CIMRL pretende criar entre 350 a 500 fogos de habitação acessível

18 Dezembro 2025

O Portomosense

A Comunidade Intermunicipal da Região de Leiria (CIMRL) quer criar entre 350 a 500 fogos de habitação acessível nos 10 municípios que a integram, informação avançada pela própria CIM em comunicado. Esta medida insere-se no âmbito do Programa Intermunicipal de Habitação Acessível: «O programa tem como meta criar 350 a 500 fogos de habitação acessível nos 10 municípios da região, garantir rendas 20 a 40% abaixo do valor de mercado, fixar jovens e profissionais essenciais aos serviços públicos, requalificar património edificado e promover sustentabilidade energética e estabelecer governança intermunicipal inovadora», pode ler-se na nota de imprensa.
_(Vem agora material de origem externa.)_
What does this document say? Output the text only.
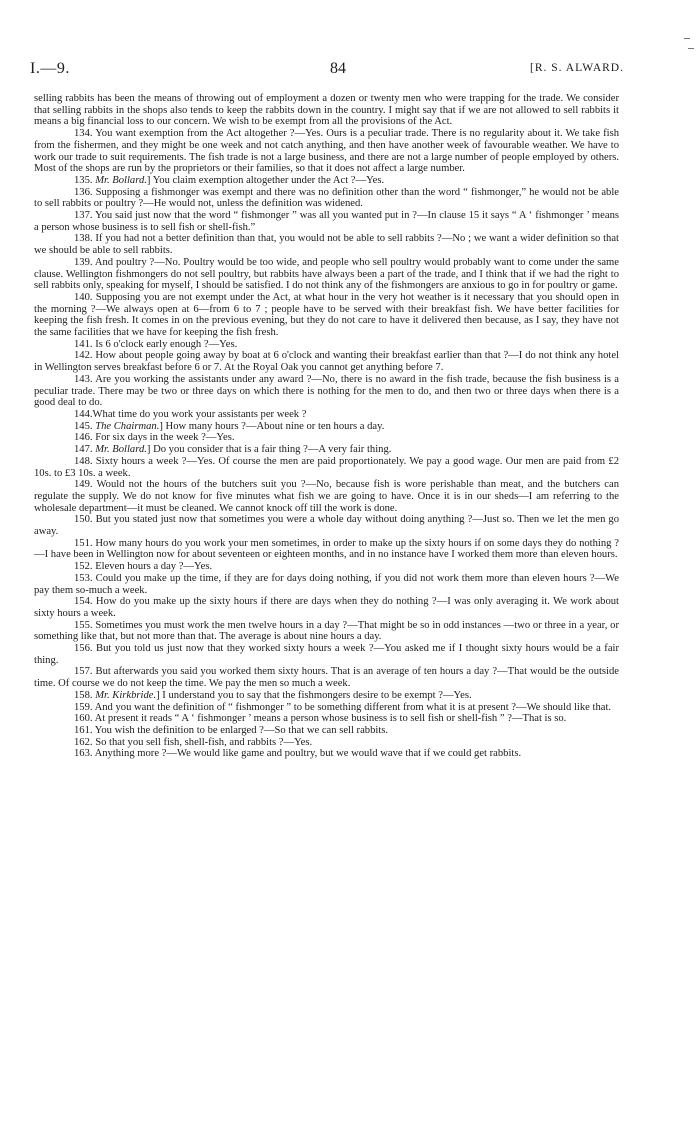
I.—9.	84	[R. S. ALWARD.

selling rabbits has been the means of throwing out of employment a dozen or twenty men who were trapping for the trade. We consider that selling rabbits in the shops also tends to keep the rabbits down in the country. I might say that if we are not allowed to sell rabbits it means a big financial loss to our concern. We wish to be exempt from all the provisions of the Act.

134. You want exemption from the Act altogether ?—Yes. Ours is a peculiar trade. There is no regularity about it. We take fish from the fishermen, and they might be one week and not catch anything, and then have another week of favourable weather. We have to work our trade to suit requirements. The fish trade is not a large business, and there are not a large number of people employed by others. Most of the shops are run by the proprietors or their families, so that it does not affect a large number.

135. Mr. Bollard.] You claim exemption altogether under the Act ?—Yes.

136. Supposing a fishmonger was exempt and there was no definition other than the word “ fishmonger,” he would not be able to sell rabbits or poultry ?—He would not, unless the definition was widened.

137. You said just now that the word “ fishmonger ” was all you wanted put in ?—In clause 15 it says “ A ‘ fishmonger ’ means a person whose business is to sell fish or shell-fish.”

138. If you had not a better definition than that, you would not be able to sell rabbits ?—No ; we want a wider definition so that we should be able to sell rabbits.

139. And poultry ?—No. Poultry would be too wide, and people who sell poultry would probably want to come under the same clause. Wellington fishmongers do not sell poultry, but rabbits have always been a part of the trade, and I think that if we had the right to sell rabbits only, speaking for myself, I should be satisfied. I do not think any of the fishmongers are anxious to go in for poultry or game.

140. Supposing you are not exempt under the Act, at what hour in the very hot weather is it necessary that you should open in the morning ?—We always open at 6—from 6 to 7 ; people have to be served with their breakfast fish. We have better facilities for keeping the fish fresh. It comes in on the previous evening, but they do not care to have it delivered then because, as I say, they have not the same facilities that we have for keeping the fish fresh.

141. Is 6 o'clock early enough ?—Yes.

142. How about people going away by boat at 6 o'clock and wanting their breakfast earlier than that ?—I do not think any hotel in Wellington serves breakfast before 6 or 7. At the Royal Oak you cannot get anything before 7.

143. Are you working the assistants under any award ?—No, there is no award in the fish trade, because the fish business is a peculiar trade. There may be two or three days on which there is nothing for the men to do, and then two or three days when there is a good deal to do.

144.What time do you work your assistants per week ?

145. The Chairman.] How many hours ?—About nine or ten hours a day.

146. For six days in the week ?—Yes.

147. Mr. Bollard.] Do you consider that is a fair thing ?—A very fair thing.

148. Sixty hours a week ?—Yes. Of course the men are paid proportionately. We pay a good wage. Our men are paid from £2 10s. to £3 10s. a week.

149. Would not the hours of the butchers suit you ?—No, because fish is wore perishable than meat, and the butchers can regulate the supply. We do not know for five minutes what fish we are going to have. Once it is in our sheds—I am referring to the wholesale department—it must be cleaned. We cannot knock off till the work is done.

150. But you stated just now that sometimes you were a whole day without doing anything ?—Just so. Then we let the men go away.

151. How many hours do you work your men sometimes, in order to make up the sixty hours if on some days they do nothing ?—I have been in Wellington now for about seventeen or eighteen months, and in no instance have I worked them more than eleven hours.

152. Eleven hours a day ?—Yes.

153. Could you make up the time, if they are for days doing nothing, if you did not work them more than eleven hours ?—We pay them so-much a week.

154. How do you make up the sixty hours if there are days when they do nothing ?—I was only averaging it. We work about sixty hours a week.

155. Sometimes you must work the men twelve hours in a day ?—That might be so in odd instances —two or three in a year, or something like that, but not more than that. The average is about nine hours a day.

156. But you told us just now that they worked sixty hours a week ?—You asked me if I thought sixty hours would be a fair thing.

157. But afterwards you said you worked them sixty hours. That is an average of ten hours a day ?—That would be the outside time. Of course we do not keep the time. We pay the men so much a week.

158. Mr. Kirkbride.] I understand you to say that the fishmongers desire to be exempt ?—Yes.

159. And you want the definition of “ fishmonger ” to be something different from what it is at present ?—We should like that.

160. At present it reads “ A ‘ fishmonger ’ means a person whose business is to sell fish or shell-fish ” ?—That is so.

161. You wish the definition to be enlarged ?—So that we can sell rabbits.

162. So that you sell fish, shell-fish, and rabbits ?—Yes.

163. Anything more ?—We would like game and poultry, but we would wave that if we could get rabbits.
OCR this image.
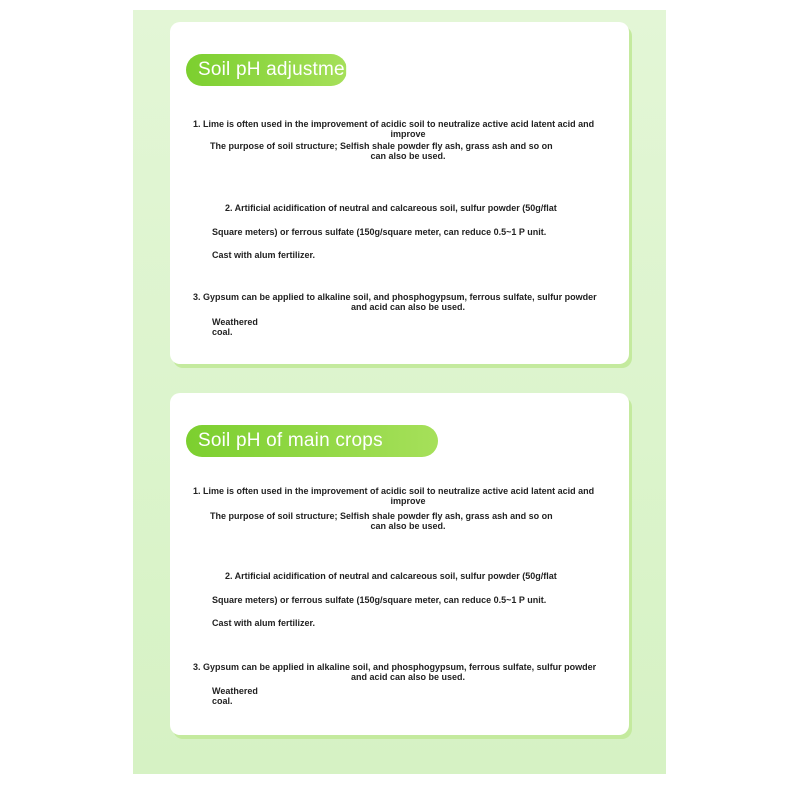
Soil pH adjustment

1. Lime is often used in the improvement of acidic soil to neutralize active acid latent acid and

improve

The purpose of soil structure; Selfish shale powder fly ash, grass ash and so on

can also be used.

2. Artificial acidification of neutral and calcareous soil, sulfur powder (50g/flat

Square meters) or ferrous sulfate (150g/square meter, can reduce 0.5~1 P unit.

Cast with alum fertilizer.

3. Gypsum can be applied to alkaline soil, and phosphogypsum, ferrous sulfate, sulfur powder

and acid can also be used.

Weathered

coal.

Soil pH of main crops

1. Lime is often used in the improvement of acidic soil to neutralize active acid latent acid and

improve

The purpose of soil structure; Selfish shale powder fly ash, grass ash and so on

can also be used.

2. Artificial acidification of neutral and calcareous soil, sulfur powder (50g/flat

Square meters) or ferrous sulfate (150g/square meter, can reduce 0.5~1 P unit.

Cast with alum fertilizer.

3. Gypsum can be applied in alkaline soil, and phosphogypsum, ferrous sulfate, sulfur powder

and acid can also be used.

Weathered

coal.
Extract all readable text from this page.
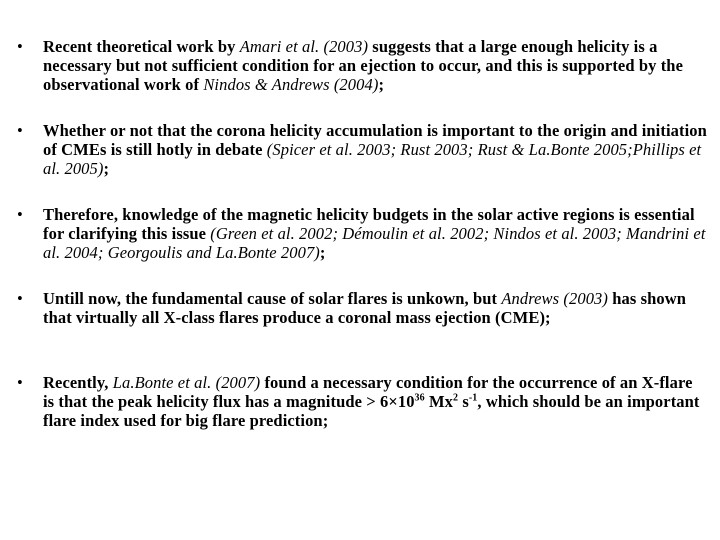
• Recent theoretical work by Amari et al. (2003) suggests that a large enough helicity is a necessary but not sufficient condition for an ejection to occur, and this is supported by the observational work of Nindos & Andrews (2004);
• Whether or not that the corona helicity accumulation is important to the origin and initiation of CMEs is still hotly in debate (Spicer et al. 2003; Rust 2003; Rust & La.Bonte 2005;Phillips et al. 2005);
• Therefore, knowledge of the magnetic helicity budgets in the solar active regions is essential for clarifying this issue (Green et al. 2002; Démoulin et al. 2002; Nindos et al. 2003; Mandrini et al. 2004; Georgoulis and La.Bonte 2007);
• Untill now, the fundamental cause of solar flares is unkown, but Andrews (2003) has shown that virtually all X-class flares produce a coronal mass ejection (CME);
• Recently, La.Bonte et al. (2007) found a necessary condition for the occurrence of an X-flare is that the peak helicity flux has a magnitude > $6\times 10^{36}$ Mx$^2$ $s^{-1}$, which should be an important flare index used for big flare prediction;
Este Programa vai ser implementado pelo Agência Intermunicipal Viver Região de Leiria e inclui «reabilitação de imóveis devolutos, construção nova, aquisição de imóveis estratégicos e parcerias público-privadas com preços controlados».

Em declarações à agência Lusa, o atual presidente da CIMRL, Jorge Vala, defendeu que esta medida vai «responder à dificuldade do acesso à habitação»: «Este é um problema que não é apenas dos maiores centros urbanos, é um problema de todos os concelhos da Região de Leiria e, por isso, decidimos avançar com uma agência para a habitação, coordenada pela Comunidade Intermunicipal, e que, de alguma forma, dará resposta a esta questão da habitação a preços controlados, a custo acessível ao nível do arrendamento». O também presidente da Câmara de Porto de Mós admite que esta é uma «meta ambiciosa» mas que é para ser trabalhada «nos próximos entre quatro a oito anos». «Este mandato já vamos concretizar, com toda a certeza, uma parte desta ambição», sendo que os primeiros passos são «montar a agência» e «avançar com toda a parte administrativa e burocrática» para depois sim dar seguimento aos projetos e candidaturas. 
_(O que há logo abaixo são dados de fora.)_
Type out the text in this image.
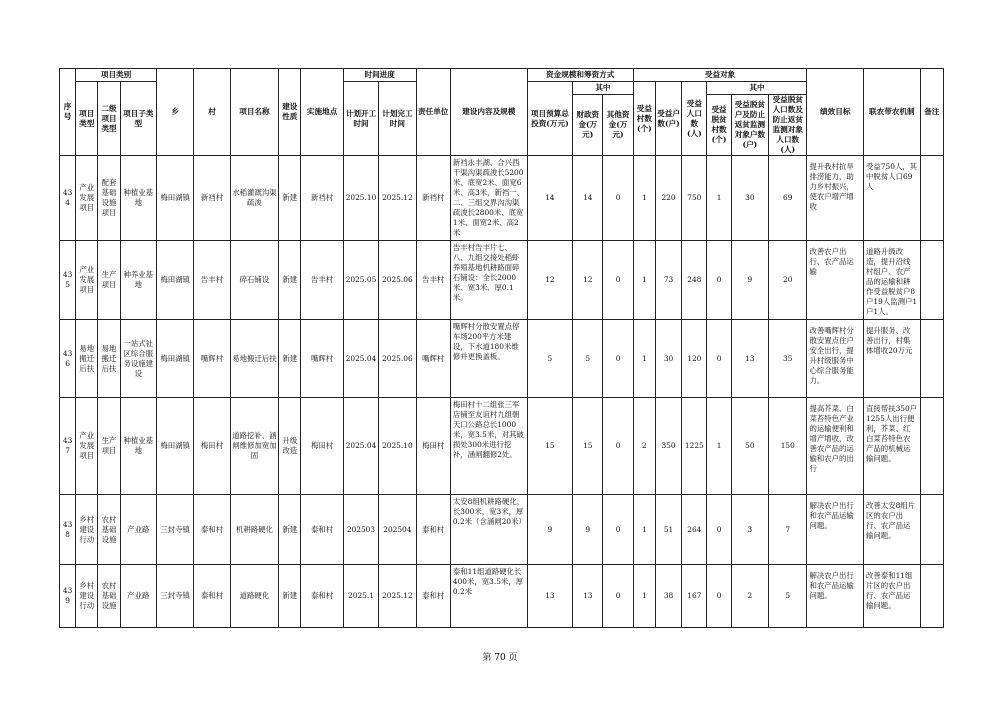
序号	项目类别			乡	村	项目名称	建设性质	实施地点	时间进度		责任单位	建设内容及规模	资金规模和筹资方式			受益对象						绩效目标	联农带农机制	备注
	项目类型	二级项目类型	项目子类型						计划开工时间	计划完工时间			项目预算总投资(万元)	其中		受益村数(个)	受益户数(户)	受益人口数(人)	其中					
														财政资金(万元)	其他资金(万元)				受益脱贫村数(个)	受益脱贫户及防止返贫监测对象户数(户)	受益脱贫人口数及防止返贫监测对象人口数(人)			
434	产业发展项目	配套基础设施项目	种植业基地	梅田湖镇	新裆村	水稻灌溉沟渠疏浚	新建	新裆村	2025.10	2025.12	新裆村	新裆永丰湖、合兴西干渠沟渠疏浚长5200米、底宽2米、面宽6米、高3米，新裆一、二、三组交界沟沟渠疏浚长2800米、底宽1米、面宽2米、高2米	14	14	0	1	220	750	1	30	69	提升我村抗旱排涝能力，助力乡村振兴，使农户增产增收	受益750人，其中脱贫人口69人	
435	产业发展项目	生产项目	种养业基地	梅田湖镇	告丰村	碎石铺设	新建	告丰村	2025.05	2025.06	告丰村	告丰村告丰片七、八、九组交接处稻虾养殖基地机耕路面碎石铺设：全长2000米、宽3米、厚0.1米。	12	12	0	1	73	248	0	9	20	改善农户出行、农产品运输	道路升级改造，提升沿线村组户、农产品的运输和耕作受益脱贫户8户19人监测户1户1人。	
436	易地搬迁后扶	易地搬迁后扶	一站式社区综合服务设施建设	梅田湖镇	嘴辉村	易地搬迁后扶	新建	嘴辉村	2025.04	2025.06	嘴辉村	嘴辉村分散安置点停车场200平方米建设，下水道180米维修并更换盖板。	5	5	0	1	30	120	0	13	35	改善嘴辉村分散安置点住户安全出行，提升村级服务中心综合服务能力。	提升服务、改善出行，村集体增收20万元	
437	产业发展项目	生产项目	种植业基地	梅田湖镇	梅田村	道路挖补、涵闸维修加宽加固	升级改造	梅田村	2025.04	2025.10	梅田村	梅田村十二组张三军店铺至友谊村九组朝天口公路总长1000米，宽3.5米，对其破损处300米进行挖补，涵闸翻修2处。	15	15	0	2	350	1225	1	50	150	提高芥菜、白菜苔特色产业的运输便利和增产增收，改善农产品的运输和农户的出行	直接帮扶350户1255人出行便利，芥菜、红白菜苔特色农产品的机械运输问题。	
438	乡村建设行动	农村基础设施	产业路	三封寺镇	泰和村	机耕路硬化	新建	泰和村	202503	202504	泰和村	太安8组机耕路硬化，长300米，宽3米，厚0.2米（含涵闸20米）	9	9	0	1	51	264	0	3	7	解决农户出行和农产品运输问题。	改善太安8组片区的农户出行、农产品运输问题。	
439	乡村建设行动	农村基础设施	产业路	三封寺镇	泰和村	道路硬化	新建	泰和村	2025.1	2025.12	泰和村	泰和11组道路硬化长400米，宽3.5米，厚0.2米	13	13	0	1	38	167	0	2	5	解决农户出行和农产品运输问题。	改善泰和11组片区的农户出行、农产品运输问题。	
第 70 页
«Estes projetos decorrem de habitação que já faz parte dos municípios, alguma dela, habitação degradada, outra requalificada ou reconvertida, outra com terrenos, como é o caso, por exemplo, de Porto de Mós, que tem terrenos disponíveis para entregar à agência para construir habitação», esclareceu. O projeto vai «naturalmente avançar com maior rapidez onde faz mais falta, que são os maiores centros urbanos», mas será depois estendido a toda a região. «A nossa ambição é, mais uma vez, afirmar uma região como um todo, uma região coesa, uma região preocupada com todos os municípios (…). E entendemos que é fundamental avançar para um projeto intermunicipal que, mais uma vez, afirma a coesão desta região». 

Segundo o comunicado, este programa destina-se prioritariamente a jovens casais, profissionais de saúde, militares da GNR e agentes da PSP, professores e educadores de infância, e agentes da justiça, podendo chegar ainda a outros agregados que cumpram critérios sociais ou económicos a definir pela CIMRL. Alvaiázere, Ansião, Batalha, Castanheira de Pera, Figueiró dos Vinhos, Leiria, Marinha Grande, Pedrógão Grande, Pombal e Porto de Mós são os 10 municípios que integram esta CIM.